Sunday, June 15, 2008

a bicycle history

My biking history (only 2 wheels, no trikes or big wheels, as best as can be remembered) from scratch to the recent reawakening/mania:


1) Some little tiny kid bike on which I learned enough to get the training wheels taken off. Can't remember how old, perhaps 5 or something? Learned in my grandparent's driveway.

2) Seems like I had a Schwinn Stingray at some point too, with a banana seat.

3) Once I was big enough for an adult bike (I got real tall and skinny by around age 11), I used to enjoy riding my grandmother's cruiser around her neighborhood in Louisiana. Smooooooth.

4) Around early adolescence, my mom got my brother and I both these bikes that looked like motorcycles. Cool, right!?! They had fake gas tanks on them and little side panels, as well as big-assed wheels with knobby tires! This bike got ridden for at least a couple of years.

5) That bike started to seem real lame once everyone got bmx bikes, circa 1980. I was not in any position to get some brand spanking new PK Ripper or GT or what have you, but my next door neighbor was, so I ended up with his 20" chrome Supergoose frame and some old Redline forks and bars. This was my ride for a couple of years, I sort of liked the Millenium Falcon nature of this contraption, though I also suffered regularly from bike envy as most of my friends seemed to have some sort of generous bike financing going on in their households. There was much riding of this on crazy suburban Texas trails, construction sites (i.e. piles of dirt) and a local bmx track.

6) After shedding that bike sometime around age 14, I was bike free for a shockingly long time, like from age 14 to age 19. My next bike was a big assed, HEAVY steel cruiser, which I thought would look really cool. Man, did that thing suck to ride. I had it in Austin, which is a pretty hilly place and a one speed, circa 50 pound cruiser is just NOT the thing to have there. Probably put maybe 100 miles tops on this bike. I don't even remember what happened to it.

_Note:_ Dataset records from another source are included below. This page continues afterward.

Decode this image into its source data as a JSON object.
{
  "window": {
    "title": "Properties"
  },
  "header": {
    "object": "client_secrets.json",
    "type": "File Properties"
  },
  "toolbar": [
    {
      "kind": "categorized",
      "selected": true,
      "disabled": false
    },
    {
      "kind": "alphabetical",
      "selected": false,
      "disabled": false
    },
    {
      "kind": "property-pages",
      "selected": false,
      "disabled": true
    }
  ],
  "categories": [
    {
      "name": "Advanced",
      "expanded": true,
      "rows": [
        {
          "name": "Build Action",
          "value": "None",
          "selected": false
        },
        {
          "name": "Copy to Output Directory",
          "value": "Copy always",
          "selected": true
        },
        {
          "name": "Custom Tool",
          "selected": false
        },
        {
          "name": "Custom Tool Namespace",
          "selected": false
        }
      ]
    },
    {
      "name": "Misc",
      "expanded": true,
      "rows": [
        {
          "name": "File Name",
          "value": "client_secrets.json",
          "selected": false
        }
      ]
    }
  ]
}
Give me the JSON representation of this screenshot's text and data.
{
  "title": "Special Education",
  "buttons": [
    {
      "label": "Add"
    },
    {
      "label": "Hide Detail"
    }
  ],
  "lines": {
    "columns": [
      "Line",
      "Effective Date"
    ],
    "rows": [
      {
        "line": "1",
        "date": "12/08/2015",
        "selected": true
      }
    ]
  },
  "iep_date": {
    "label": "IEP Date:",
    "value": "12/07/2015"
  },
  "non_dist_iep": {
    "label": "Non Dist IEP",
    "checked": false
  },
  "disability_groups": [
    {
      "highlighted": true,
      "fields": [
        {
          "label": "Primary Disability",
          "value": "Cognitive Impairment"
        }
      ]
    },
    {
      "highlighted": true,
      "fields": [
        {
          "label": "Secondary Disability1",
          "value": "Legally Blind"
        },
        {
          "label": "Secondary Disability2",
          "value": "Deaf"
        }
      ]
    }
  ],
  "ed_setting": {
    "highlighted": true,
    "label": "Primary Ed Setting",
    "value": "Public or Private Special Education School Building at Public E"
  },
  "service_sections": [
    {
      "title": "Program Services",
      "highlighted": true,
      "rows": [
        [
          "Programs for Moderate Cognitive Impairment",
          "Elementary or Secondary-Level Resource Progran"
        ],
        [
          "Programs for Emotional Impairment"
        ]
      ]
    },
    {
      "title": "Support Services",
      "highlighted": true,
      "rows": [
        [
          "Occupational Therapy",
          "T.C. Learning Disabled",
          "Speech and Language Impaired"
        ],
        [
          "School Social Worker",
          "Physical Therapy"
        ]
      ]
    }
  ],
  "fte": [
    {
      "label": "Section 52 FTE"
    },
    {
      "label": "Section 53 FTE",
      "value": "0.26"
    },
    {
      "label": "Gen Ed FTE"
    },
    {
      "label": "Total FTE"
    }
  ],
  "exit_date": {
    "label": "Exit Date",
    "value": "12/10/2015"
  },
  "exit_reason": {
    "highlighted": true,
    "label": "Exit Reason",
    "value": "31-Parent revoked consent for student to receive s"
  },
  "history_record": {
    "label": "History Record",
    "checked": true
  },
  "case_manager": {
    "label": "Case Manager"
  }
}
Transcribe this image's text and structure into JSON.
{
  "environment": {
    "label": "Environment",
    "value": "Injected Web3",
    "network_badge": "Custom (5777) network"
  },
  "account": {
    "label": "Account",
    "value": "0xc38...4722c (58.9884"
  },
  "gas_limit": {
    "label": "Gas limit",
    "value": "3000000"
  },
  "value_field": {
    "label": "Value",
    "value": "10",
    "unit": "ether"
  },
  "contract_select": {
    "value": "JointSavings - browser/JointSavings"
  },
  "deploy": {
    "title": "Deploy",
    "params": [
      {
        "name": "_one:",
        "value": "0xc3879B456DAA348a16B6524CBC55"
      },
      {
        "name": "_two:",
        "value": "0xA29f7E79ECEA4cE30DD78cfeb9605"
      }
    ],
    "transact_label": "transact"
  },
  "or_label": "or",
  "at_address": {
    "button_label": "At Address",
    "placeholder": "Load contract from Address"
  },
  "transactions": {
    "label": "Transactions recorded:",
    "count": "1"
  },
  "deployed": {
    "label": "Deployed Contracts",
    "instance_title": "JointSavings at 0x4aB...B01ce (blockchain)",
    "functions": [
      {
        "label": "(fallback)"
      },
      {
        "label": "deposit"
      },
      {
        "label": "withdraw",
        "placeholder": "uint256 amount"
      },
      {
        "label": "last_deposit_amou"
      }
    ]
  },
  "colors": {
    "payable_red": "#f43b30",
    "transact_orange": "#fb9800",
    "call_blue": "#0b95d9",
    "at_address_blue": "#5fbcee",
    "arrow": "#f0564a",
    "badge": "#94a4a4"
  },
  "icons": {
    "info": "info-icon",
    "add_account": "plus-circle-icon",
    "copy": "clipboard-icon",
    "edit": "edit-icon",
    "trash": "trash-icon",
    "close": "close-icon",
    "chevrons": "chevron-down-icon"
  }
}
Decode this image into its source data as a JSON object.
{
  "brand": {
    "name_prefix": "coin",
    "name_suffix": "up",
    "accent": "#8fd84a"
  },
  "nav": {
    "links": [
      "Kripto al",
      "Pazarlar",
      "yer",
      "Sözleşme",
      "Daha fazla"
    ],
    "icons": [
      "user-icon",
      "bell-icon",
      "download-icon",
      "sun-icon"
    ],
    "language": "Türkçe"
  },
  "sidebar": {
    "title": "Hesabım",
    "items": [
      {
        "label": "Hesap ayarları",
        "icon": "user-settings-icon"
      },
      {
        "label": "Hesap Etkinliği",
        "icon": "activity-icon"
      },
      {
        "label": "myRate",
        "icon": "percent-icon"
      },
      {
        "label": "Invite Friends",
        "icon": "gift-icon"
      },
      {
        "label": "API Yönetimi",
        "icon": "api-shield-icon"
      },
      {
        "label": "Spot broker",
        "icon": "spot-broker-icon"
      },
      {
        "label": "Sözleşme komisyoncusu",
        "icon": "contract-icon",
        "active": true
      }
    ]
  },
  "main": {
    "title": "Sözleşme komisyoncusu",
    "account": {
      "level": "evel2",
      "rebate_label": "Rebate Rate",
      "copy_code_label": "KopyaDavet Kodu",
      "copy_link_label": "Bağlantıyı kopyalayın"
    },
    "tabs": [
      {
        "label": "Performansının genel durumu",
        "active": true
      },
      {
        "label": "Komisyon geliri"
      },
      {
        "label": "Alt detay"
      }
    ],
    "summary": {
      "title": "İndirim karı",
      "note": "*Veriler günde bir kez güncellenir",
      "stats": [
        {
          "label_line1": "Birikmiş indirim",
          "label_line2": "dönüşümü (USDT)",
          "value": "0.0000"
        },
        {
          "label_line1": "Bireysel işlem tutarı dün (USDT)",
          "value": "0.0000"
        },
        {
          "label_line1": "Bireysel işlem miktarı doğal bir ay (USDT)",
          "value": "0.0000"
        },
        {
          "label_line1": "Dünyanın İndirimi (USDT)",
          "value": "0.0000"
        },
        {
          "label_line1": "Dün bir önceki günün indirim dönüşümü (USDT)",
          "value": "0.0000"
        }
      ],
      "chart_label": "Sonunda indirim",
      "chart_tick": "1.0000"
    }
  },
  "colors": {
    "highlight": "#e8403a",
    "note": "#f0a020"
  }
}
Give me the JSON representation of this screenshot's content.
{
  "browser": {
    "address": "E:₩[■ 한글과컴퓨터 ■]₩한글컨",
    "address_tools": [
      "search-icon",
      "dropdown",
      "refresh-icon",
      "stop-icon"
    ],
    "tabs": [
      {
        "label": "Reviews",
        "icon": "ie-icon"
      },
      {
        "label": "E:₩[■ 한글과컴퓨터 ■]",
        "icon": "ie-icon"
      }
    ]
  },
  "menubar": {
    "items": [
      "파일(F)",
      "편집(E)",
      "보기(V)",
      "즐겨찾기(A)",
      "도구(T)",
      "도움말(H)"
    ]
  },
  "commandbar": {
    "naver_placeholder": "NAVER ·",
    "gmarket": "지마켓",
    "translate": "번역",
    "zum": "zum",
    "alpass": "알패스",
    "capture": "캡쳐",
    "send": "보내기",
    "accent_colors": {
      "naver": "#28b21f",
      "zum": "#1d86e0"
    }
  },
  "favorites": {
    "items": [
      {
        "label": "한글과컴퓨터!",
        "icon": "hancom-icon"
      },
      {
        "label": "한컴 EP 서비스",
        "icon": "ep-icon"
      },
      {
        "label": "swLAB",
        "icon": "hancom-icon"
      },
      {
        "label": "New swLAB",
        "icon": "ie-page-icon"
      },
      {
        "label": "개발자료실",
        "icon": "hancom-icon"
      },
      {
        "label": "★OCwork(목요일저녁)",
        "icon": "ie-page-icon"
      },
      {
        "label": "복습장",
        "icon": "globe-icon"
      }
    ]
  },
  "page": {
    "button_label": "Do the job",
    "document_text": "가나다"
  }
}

7) Once I had a decent job as a bartender in Austin, around age 22, I realized I could, say, spring for a $400 bike. My roommate had either a Specialized Rockhopper or maybe it was a Stumpjumper, so I decided to get myself a Rockhopper. I remember very specifically having a knobby tire induced buyer's remorse as I rode away. Why is this expensive bike so similar to the 50 lb. cruiser I forsook a couple years before!? Knobby tires was the main thing. It took me a while to go back and ask for some city tires to put on that thing. That was a big step in the right direction.

I rode this bike somewhat infrequently for the next 9 years. Really didn't have to put another dollar into it, so overall I can't really complain about my Rockhopper. In the end, this bike was stolen along with my tools and a few other sundry items in my second of three Chicago garage break-ins.

8) With what ended up being a sort of paltry insurance reimbursement from the burglary, I ended up getting a new Rockhopper. It was nice, being 8 years later and all, but I actually bet the old one was nicer, made in the USA and whatnot. Anyway, I ALMOST got one of these, I think it was a Sirrus or something, a kind of hybrid/city bike deal, but I thought (wrongly) that these bikes couldn't hold up and would get all trashed with the skinny tires and such. I rode this Rockhopper for about 7 years, maybe 2 to 3 days a week in the decent riding season in Chicago.

9) Then last year, my father-in-law was kind enough to offer me his Trek 750 mountain bike. This was a somewhat older Trek, lugged steel frame, perhaps late 80s? Nice bike, bigger frame (I always had seemed to ride a too-small frame ever since my bmx days). So I began riding this over the last year. I actually changed out some parts and set up my Rockhopper for my wife, which (speaking of too-small frames) fit her just fine. I set this bike up with a nice rack and got some pannier bags so I didn't have to keep killing myself with an overloaded backpack. It was possibly my lightest bike at 34.5 lbs. (Ouch!)

That's my bike history up until a couple of months ago.